Blu Tuesday is a weekly column where we review the newest Blu-ray and 4K releases, along with a brief rundown of the included bonus material, to determine whether they’re worth buying, renting or skipping.
Pick of the Week: “Jackass Forever”
Following the release of 2010’s “Jackass 3D,” it seemed like the franchise had officially run its course on the big screen, especially after the untimely death of co-star Ryan Dunn. Fortunately, the Jackass crew have made their triumphant return with “Jackass Forever” at a time when everyone could use a little extra laughter in their lives, and they haven’t missed a beat in the decade since they’ve been gone. Though the fourth installment is just as hit-and-miss as the previous films, there are enough crazy stunts and silly hijinks to keep you entertained, with the aging group of daredevils/pranksters (led by Johnny Knoxville and Steve-O) still willing to put their bodies on the line despite the fact that they’re not young men anymore.

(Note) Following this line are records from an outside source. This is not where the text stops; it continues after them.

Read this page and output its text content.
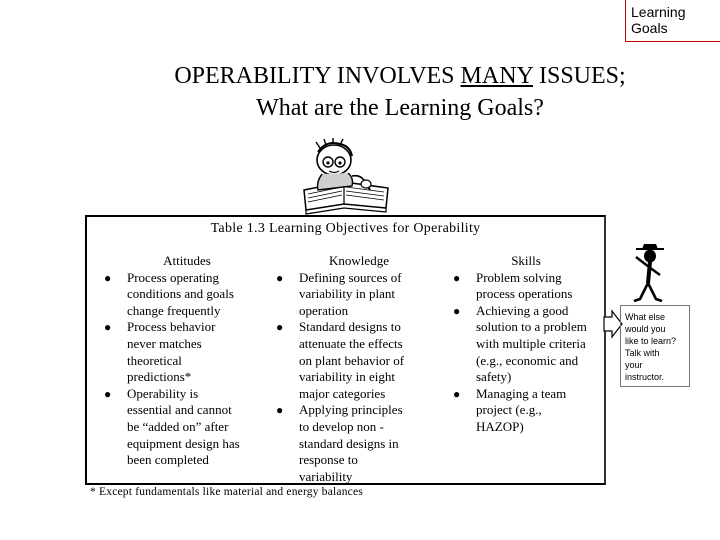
Learning
Goals
OPERABILITY INVOLVES MANY ISSUES;
What are the Learning Goals?
Table 1.3 Learning Objectives for Operability
Attitudes
● Process operating
conditions and goals
change frequently
● Process behavior
never matches
theoretical
predictions*
● Operability is
essential and cannot
be “added on” after
equipment design has
been completed
Knowledge
● Defining sources of
variability in plant
operation
● Standard designs to
attenuate the effects
on plant behavior of
variability in eight
major categories
● Applying principles
to develop non -
standard designs in
response to
variability
Skills
● Problem solving
process operations
● Achieving a good
solution to a problem
with multiple criteria
(e.g., economic and
safety)
● Managing a team
project (e.g.,
HAZOP)
* Except fundamentals like material and energy balances
What else
would you
like to learn?
Talk with
your
instructor.
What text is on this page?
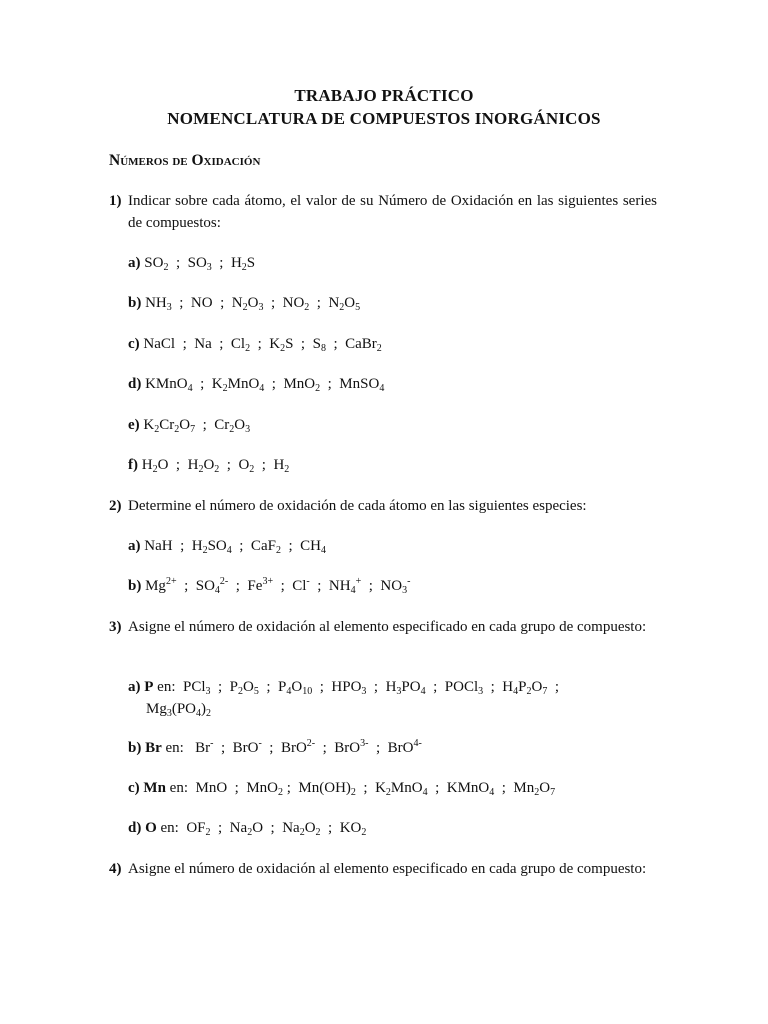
TRABAJO PRÁCTICO
NOMENCLATURA DE COMPUESTOS INORGÁNICOS
Números de Oxidación
1) Indicar sobre cada átomo, el valor de su Número de Oxidación en las siguientes series de compuestos:
a) $SO_2$  ;  $SO_3$  ;  $H_2S$
b) $NH_3$  ;  NO  ;  $N_2O_3$  ;  $NO_2$  ;  $N_2O_5$
c) NaCl  ;  Na  ;  $Cl_2$  ;  $K_2S$  ;  $S_8$  ;  CaBr$_2$
d) KMnO$_4$  ;  $K_2MnO_4$  ;  MnO$_2$  ;  MnSO$_4$
e) $K_2Cr_2O_7$  ;  $Cr_2O_3$
f) $H_2O$  ;  $H_2O_2$  ;  $O_2$  ;  $H_2$
2) Determine el número de oxidación de cada átomo en las siguientes especies:
a) NaH  ;  $H_2SO_4$  ;  CaF$_2$  ;  $CH_4$
b) $Mg^{2+}$  ;  $SO_4^{2-}$  ;  $Fe^{3+}$  ;  Cl-  ;  $NH_4^+$  ;  $NO_3^-$
3) Asigne el número de oxidación al elemento especificado en cada grupo de compuesto:
a) P en:  PCl$_3$  ;  $P_2O_5$  ;  $P_4O_{10}$  ;  $HPO_3$  ;  $H_3PO_4$  ;  POCl$_3$  ;  $H_4P_2O_7$  ;
$Mg_3(PO_4)_2$
b) Br en:   Br-  ;  BrO-  ;  BrO$^{2-}$  ;  BrO$^{3-}$  ;  BrO$^{4-}$
c) Mn en:  MnO  ;  MnO$_2$ ;  $Mn(OH)_2$  ;  $K_2MnO_4$  ;  KMnO$_4$  ;  $Mn_2O_7$
d) O en:  $OF_2$  ;  $Na_2O$  ;  $Na_2O_2$  ;  $KO_2$
4) Asigne el número de oxidación al elemento especificado en cada grupo de compuesto:
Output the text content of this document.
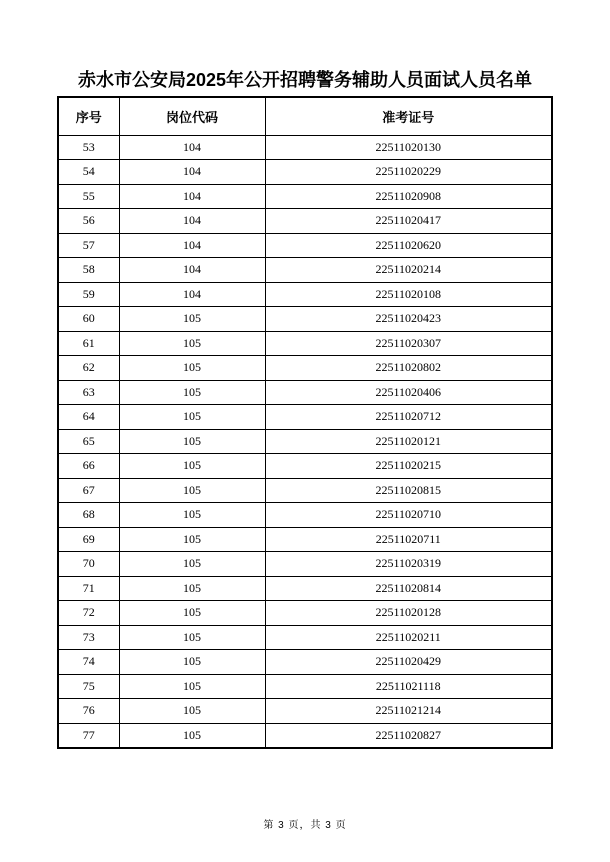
赤水市公安局2025年公开招聘警务辅助人员面试人员名单
序号	岗位代码	准考证号
53	104	22511020130
54	104	22511020229
55	104	22511020908
56	104	22511020417
57	104	22511020620
58	104	22511020214
59	104	22511020108
60	105	22511020423
61	105	22511020307
62	105	22511020802
63	105	22511020406
64	105	22511020712
65	105	22511020121
66	105	22511020215
67	105	22511020815
68	105	22511020710
69	105	22511020711
70	105	22511020319
71	105	22511020814
72	105	22511020128
73	105	22511020211
74	105	22511020429
75	105	22511021118
76	105	22511021214
77	105	22511020827
第 3 页，共 3 页
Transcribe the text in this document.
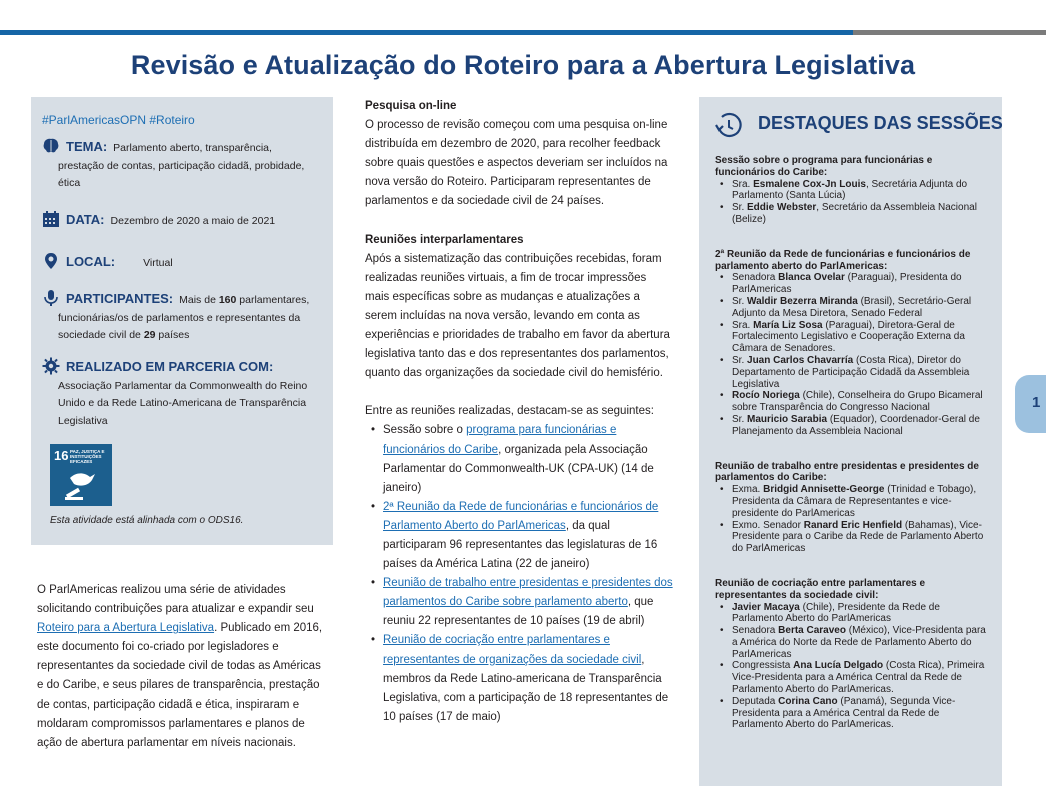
Revisão e Atualização do Roteiro para a Abertura Legislativa
#ParlAmericasOPN #Roteiro
TEMA: Parlamento aberto, transparência,
prestação de contas, participação cidadã, probidade,
ética
DATA: Dezembro de 2020 a maio de 2021
LOCAL:	Virtual
PARTICIPANTES: Mais de 160 parlamentares,
funcionárias/os de parlamentos e representantes da
sociedade civil de 29 países
REALIZADO EM PARCERIA COM:
Associação Parlamentar da Commonwealth do Reino
Unido e da Rede Latino-Americana de Transparência
Legislativa
16 PAZ, JUSTIÇA E INSTITUIÇÕES EFICAZES
Esta atividade está alinhada com o ODS16.

O ParlAmericas realizou uma série de atividades solicitando contribuições para atualizar e expandir seu Roteiro para a Abertura Legislativa. Publicado em 2016, este documento foi co-criado por legisladores e representantes da sociedade civil de todas as Américas e do Caribe, e seus pilares de transparência, prestação de contas, participação cidadã e ética, inspiraram e moldaram compromissos parlamentares e planos de ação de abertura parlamentar em níveis nacionais.

Pesquisa on-line

O processo de revisão começou com uma pesquisa on-line distribuída em dezembro de 2020, para recolher feedback sobre quais questões e aspectos deveriam ser incluídos na nova versão do Roteiro. Participaram representantes de parlamentos e da sociedade civil de 24 países.

Reuniões interparlamentares

Após a sistematização das contribuições recebidas, foram realizadas reuniões virtuais, a fim de trocar impressões mais específicas sobre as mudanças e atualizações a serem incluídas na nova versão, levando em conta as experiências e prioridades de trabalho em favor da abertura legislativa tanto das e dos representantes dos parlamentos, quanto das organizações da sociedade civil do hemisfério.

Entre as reuniões realizadas, destacam-se as seguintes:

• Sessão sobre o programa para funcionárias e funcionários do Caribe, organizada pela Associação Parlamentar do Commonwealth-UK (CPA-UK) (14 de janeiro)
• 2ª Reunião da Rede de funcionárias e funcionários de Parlamento Aberto do ParlAmericas, da qual participaram 96 representantes das legislaturas de 16 países da América Latina (22 de janeiro)
• Reunião de trabalho entre presidentas e presidentes dos parlamentos do Caribe sobre parlamento aberto, que reuniu 22 representantes de 10 países (19 de abril)
• Reunião de cocriação entre parlamentares e representantes de organizações da sociedade civil, membros da Rede Latino-americana de Transparência Legislativa, com a participação de 18 representantes de 10 países (17 de maio)
DESTAQUES DAS SESSÕES
Sessão sobre o programa para funcionárias e funcionários do Caribe:
• Sra. Esmalene Cox-Jn Louis, Secretária Adjunta do Parlamento (Santa Lúcia)
• Sr. Eddie Webster, Secretário da Assembleia Nacional (Belize)
2ª Reunião da Rede de funcionárias e funcionários de parlamento aberto do ParlAmericas:
• Senadora Blanca Ovelar (Paraguai), Presidenta do ParlAmericas
• Sr. Waldir Bezerra Miranda (Brasil), Secretário-Geral Adjunto da Mesa Diretora, Senado Federal
• Sra. María Liz Sosa (Paraguai), Diretora-Geral de Fortalecimento Legislativo e Cooperação Externa da Câmara de Senadores.
• Sr. Juan Carlos Chavarría (Costa Rica), Diretor do Departamento de Participação Cidadã da Assembleia Legislativa
• Rocío Noriega (Chile), Conselheira do Grupo Bicameral sobre Transparência do Congresso Nacional
• Sr. Mauricio Sarabia (Equador), Coordenador-Geral de Planejamento da Assembleia Nacional
Reunião de trabalho entre presidentas e presidentes de parlamentos do Caribe:
• Exma. Bridgid Annisette-George (Trinidad e Tobago), Presidenta da Câmara de Representantes e vice-presidente do ParlAmericas
• Exmo. Senador Ranard Eric Henfield (Bahamas), Vice-Presidente para o Caribe da Rede de Parlamento Aberto do ParlAmericas
Reunião de cocriação entre parlamentares e representantes da sociedade civil:
• Javier Macaya (Chile), Presidente da Rede de Parlamento Aberto do ParlAmericas
• Senadora Berta Caraveo (México), Vice-Presidenta para a América do Norte da Rede de Parlamento Aberto do ParlAmericas
• Congressista Ana Lucía Delgado (Costa Rica), Primeira Vice-Presidenta para a América Central da Rede de Parlamento Aberto do ParlAmericas.
• Deputada Corina Cano (Panamá), Segunda Vice-Presidenta para a América Central da Rede de Parlamento Aberto do ParlAmericas.
1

The injection of some fresh talent helps to keep the stupidity flowing, but “Jackass Forever” succeeds largely because of the camaraderie among its original members.
Extras include nearly 40 minutes of never-before-seen footage. FINAL VERDICT: RENT
Also Out This Week:
“Cyrano” — There have been countless screen adaptations of Edmond Rostand’s classic play “Cyrano de Bergerac” throughout the years, so it was going to take something really special for anyone to give a damn about yet another rendition. Director Joe Wright’s musical reimagining certainly gives it a good go, but while it succeeds in differentiating itself from the previous adaptations, it’s a little too uneven to truly make a mark. The original songs by Aaron and Bryce Dessner (of the rock band The National) are good but not particularly memorable, while some of the musical sequences don’t quite connect emotionally. It doesn’t help that Peter Dinklage isn’t the strongest singer, though he more than makes up for it with an excellent lead performance that’s every bit as witty and soulful as we’ve come to expect from the actor. Though “Cyrano” ultimately falls short (no pun intended) in the end, it’s still a more than adequate movie musical that will likely get better with age. Extras include a behind-the-scenes look at making the film. FINAL VERDICT: RENT
“The Humans” — Based on the Tony Award-winning play by Stephen Karam, who also wrote and directed the film adaptation, “The Humans” is a disappointingly bland existential drama about a family that has gathered in a rundown Manhattan apartment to celebrate Thanksgiving. Though it boasts a great cast that includes Richard Jenkins, Steven Yuen and Beanie Feldstein, the movie doesn’t do or say anything interesting. It’s just one dull conversation after the next wherein miserable people complain about their miserable lives while being miserable to one another. As a result, you don’t really care about any of them, which turns it into a bit of a chore to sit through. It’s never fun to watch actors you enjoy stuck in a joyless movie, but that’s basically “The Humans” in a nutshell. Extras include an audio commentary by Karam, a making-of featurette and outtakes. FINAL VERDICT: SKIP
“Heavy Metal” — “Heavy Metal” is one of those cult classics that I’ve often heard about but never actually seen until now, although the Frank Frazetta-inspired VHS box art on display at my local Blockbuster certainly tempted me on more than one occasion as a teen. It’s just a shame that the movie itself fails to live up to that badass image of a sexy warrior woman riding atop some sort of prehistoric lizard bird. Based on the science fiction and fantasy comics magazine that first gained popularity in the late ‘70s and early ‘80s, “Heavy Metal” features a collection of loosely connected stories that, for the most part, aren’t very engaging. The animation is crude and ugly, while the content, although adult in nature, is incredibly juvenile in execution. The whole thing feels like it was made by a bunch of horny 12-year-olds who spent too much time playing “Dungeons and Dragons” and drooling over their dads’ hidden Playboy collections, and while the film no doubt has its fans, its appeal is limited to be sure. Extras include an all-new retrospective on the movie, the original feature-length rough cut with optional commentary by film historian Carl Macek, a making-of documentary and more. FINAL VERDICT: SKIP
“The King’s Daughter” — Sean McNamara has directed his share of low-rent garbage, including three direct-to-video “Baby Geniuses” sequels and several Hallmark Channel holiday movies, so it’s hardly a surprise that his latest film is equally as terrible. Originally scheduled for release back in 2015, “The King’s Daughter” has spent the past seven years collecting dust on the shelf, and for very good reason. Everything about this movie is an absolute mess, from the awful script to the choppy editing to the less-than-impressive effects. The only thing worse than the film itself is the depressing realization that it will likely go down as one of William Hurt’s final screen roles. Extras include cast interviews and some deleted scenes. FINAL VERDICT: SKIP
Disclosure: Bullz-Eye was provided a copy of the above titles for review purposes.